Chase scoffed but didn’t look our way.
I didn’t answer.
“What happened?” Ruby demanded.
“She got all soft when I told her she had to konk this clown on the head.”
“I don’t like violence,” I said.
“You said you wanted to come,” said Chase.
“I didn’t know I’d have to do something like that,” I said. “I’m the driver, remember?”
“You’re not a driver,” he shot back. “You’re a scared little girl who happens to know how to drive a stick.”
“Ease up, Chase,” Ruby ordered. “So what if she don’t like beating up on people?” She rubbed my back. “Al, you can ignore him. He’s a sweet fella, but he’s also a real prick.”
“She should have stayed with the truck,” Chase insisted.
“I didn’t want to stay in the truck alone,” I shouted. “Okay? I guess that makes me a big chicken.”
Woolly came in. “You two again?” he said.
“Stay the hell out of it, Woolly,” said Chase.
“Everybody shut the hell up!” Ruby hollered. The room got quiet. “Now. Get to work.”
CHAPTER 15
Woolly sat in the room’s only chair. It was an old creaky rolling office chair and it seemed ready to buckle under Woolly’s prodigious mass as he scooted up to a computer workstation. Chase took a knee beside him. Woolly plugged a small memory stick into a port on the computer case and after a few moments, he began typing furiously.
Ruby was watching over the goon. I sat in my corner a
nd watched Woolly. He typed one command and then another. They appeared as long strings of green letters and symbols, and after each one Woolly hit the Enter key with his pinkie.
But it didn’t seem to be going well. On the monitor, there was a procession of error messages and failure notifications. The computer beeped as if annoyed or disappointed.
Woolly let out a soft curse and typed some more.
“We got the goon,” said Chase, tilting his head in that direction. “Let’s wake him up. Get his credentials.”
“Nah. Don’t trust him. He might give us some contingency command or fake account that sends out an alert. Let me see if I can get in without him,” said Woolly. “Then maybe we’ll talk to him.”
He typed some more and the computer emitted a series of beeps that I was sure did not indicate anything good. Woolly cursed again and shook his head.
This went on for what seemed like an hour. Chase kibitzed at Woolly, pointing at the screen and making suggestions. Woolly shook his head sternly. They bickered back and forth.
Woolly said, “I keep telling you—that might work for a sysadmin, but this is basically a guest account. Gotta be careful or I’m gonna hit a tripwire and red flags are gonna start going up all over the Agency network. Is that what you want?”
Chase had no reply.
“I didn’t think so.”
“Okay,” said Chase, “but I doubt they’re going to be checking often enough to—”
“Chase.” Woolly interrupted him, voice raised. “Shush. Gimme a minute.”
Chase threw up his hands and was quiet.
“Give me a minute,” Woolly reiterated, “to myself. Go away. Let me think.” He made a shooing motion.
Chase got to his feet and walked away in a huff. He stood a short distance off, but kept an eye on Woolly’s computer monitor. I kept watching.

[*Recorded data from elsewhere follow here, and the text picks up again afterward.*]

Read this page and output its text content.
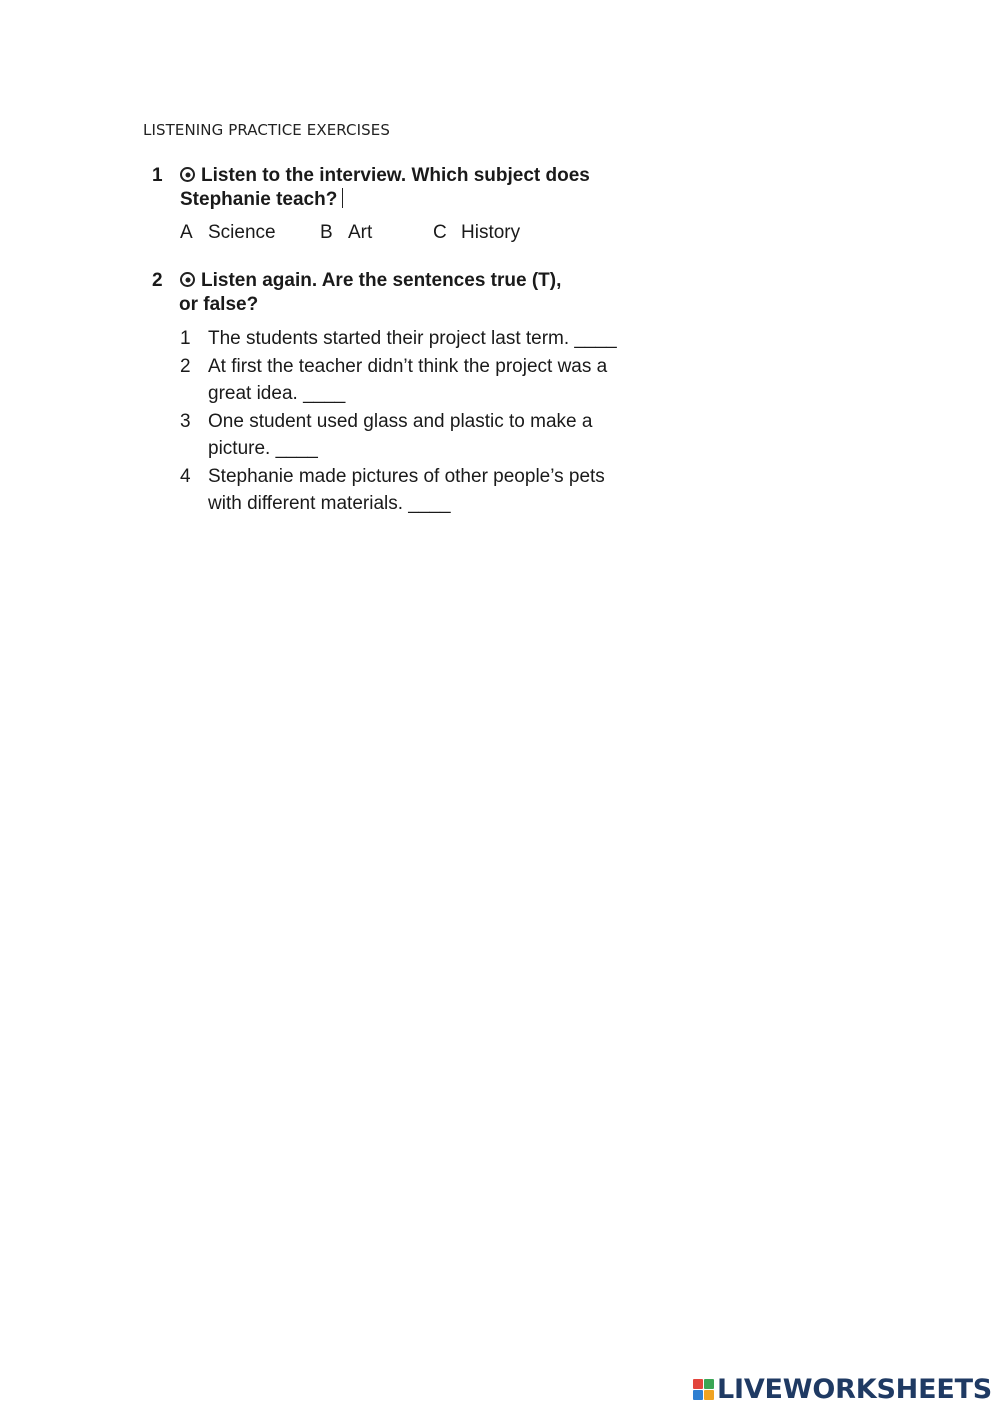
LISTENING PRACTICE EXERCISES
1	Listen to the interview. Which subject does
Stephanie teach?
A Science B Art	C History
2	Listen again. Are the sentences true (T),
or false?
1 The students started their project last term. ____
2 At first the teacher didn’t think the project was a great idea. ____
3 One student used glass and plastic to make a picture. ____
4 Stephanie made pictures of other people’s pets with different materials. ____
LIVEWORKSHEETS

Woolly’s fingers burst into motion and pages of text appeared on the monitor, as if Woolly were consulting some manual or operator notes. He scrolled through numerous pages of text, nodding at times, rubbing his whiskers. Chase began to pace.
“You got this, Wool,” said Chase.
Woolly dismissed him with a wave of his beefy hand. He typed something and the text on the monitor vanished.
Then Woolly bowed his head. I thought he might be saying a prayer. But then, with his eyes still closed and head down, he began to type. Slowly and without looking at the monitor, he entered a short command on the keyboard and tapped the Enter key with his pinkie. He entered another command, and another. There were no cross-sounding beeps or long error messages.